IDXChannel - Kegiatan monitoring dan evaluasi (monev) merupakan instrumen krusial untuk mengukur capaian kinerja sekaligus menjadi dasar penyempurnaan program pada semester berikutnya.
Hal ini disampaikan Kepala Biro Perencanaan Kementerian Haji dan Umrah (Kemenhaj), M. Noer Alya Fitra, saat membuka agenda Monitoring dan Evaluasi Program Prioritas dan Capaian Kinerja Semester I Kementerian Haji dan Umrah Tahun Anggaran 2026.
"Melalui monitoring dan evaluasi ini, kita dapat mengukur sejauh mana target yang telah ditetapkan dapat dicapai, mengidentifikasi berbagai tantangan yang dihadapi, serta merumuskan langkah-langkah perbaikan agar pelaksanaan program semakin efektif dan berdampak nyata bagi masyarakat," kata M. Noer Alya Fitra, didampingi Kepala Bagian Pengelolaan Kinerja, Program, dan Anggaran, Marliza, saat membuka kegiatan secara resmi di Jakarta, Selasa (4/8/2026).

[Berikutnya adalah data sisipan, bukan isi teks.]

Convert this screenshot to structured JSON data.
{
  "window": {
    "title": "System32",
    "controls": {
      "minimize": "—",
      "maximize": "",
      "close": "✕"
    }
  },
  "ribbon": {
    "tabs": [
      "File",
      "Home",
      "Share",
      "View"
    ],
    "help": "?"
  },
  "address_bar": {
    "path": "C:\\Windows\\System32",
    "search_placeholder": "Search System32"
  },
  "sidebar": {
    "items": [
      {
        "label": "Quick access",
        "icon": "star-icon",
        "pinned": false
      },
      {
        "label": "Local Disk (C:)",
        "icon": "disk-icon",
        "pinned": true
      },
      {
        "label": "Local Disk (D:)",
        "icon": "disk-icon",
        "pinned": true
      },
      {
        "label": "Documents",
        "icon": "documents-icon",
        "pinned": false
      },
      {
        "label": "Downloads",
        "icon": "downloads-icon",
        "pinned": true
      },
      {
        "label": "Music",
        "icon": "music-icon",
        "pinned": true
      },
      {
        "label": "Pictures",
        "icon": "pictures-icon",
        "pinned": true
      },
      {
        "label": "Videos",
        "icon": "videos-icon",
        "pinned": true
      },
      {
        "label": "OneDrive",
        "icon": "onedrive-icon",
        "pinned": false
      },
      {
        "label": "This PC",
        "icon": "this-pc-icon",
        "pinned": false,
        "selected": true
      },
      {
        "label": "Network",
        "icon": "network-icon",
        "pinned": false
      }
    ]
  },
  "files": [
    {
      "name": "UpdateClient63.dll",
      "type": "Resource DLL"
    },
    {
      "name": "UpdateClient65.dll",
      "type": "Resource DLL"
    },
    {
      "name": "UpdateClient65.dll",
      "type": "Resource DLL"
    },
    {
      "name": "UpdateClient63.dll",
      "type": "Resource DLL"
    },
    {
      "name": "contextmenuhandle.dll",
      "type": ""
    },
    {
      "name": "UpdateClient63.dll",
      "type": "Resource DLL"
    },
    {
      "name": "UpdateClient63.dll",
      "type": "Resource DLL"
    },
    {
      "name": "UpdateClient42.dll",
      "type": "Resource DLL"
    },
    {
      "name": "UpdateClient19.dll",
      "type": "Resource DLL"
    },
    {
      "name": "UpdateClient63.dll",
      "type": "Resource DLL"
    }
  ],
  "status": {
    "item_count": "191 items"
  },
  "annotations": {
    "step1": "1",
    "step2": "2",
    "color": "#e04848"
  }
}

Kegiatan ini diselenggarakan sebagai bagian dari upaya memperkuat tata kelola pemerintahan yang akuntabel, efektif, dan berorientasi pada hasil.
Dalam forum tersebut dipaparkan bahwa Kemenhaj mengelola anggaran sebesar Rp3,1 triliun pada Tahun Anggaran 2026, yang mencakup alokasi Surat Berharga Syariah Negara (SBSN).
"Selain menilai capaian di semester pertama, forum ini juga membahas arah kebijakan dan perencanaan anggaran tahun 2027 guna memastikan kesinambungan pelaksanaan program-program prioritas kementerian di masa mendatang," ujar M. Noer Alya Fitra.
Evaluasi kinerja difokuskan pada pencapaian sasaran strategis sebagaimana tertuang dalam Rencana Strategis (Renstra) Kemenhaj. Fokus tersebut mencakup peningkatan pembinaan, pelayanan, dan pelindungan jamaah, pengembangan ekosistem ekonomi haji dan umrah, serta penguatan tata kelola organisasi.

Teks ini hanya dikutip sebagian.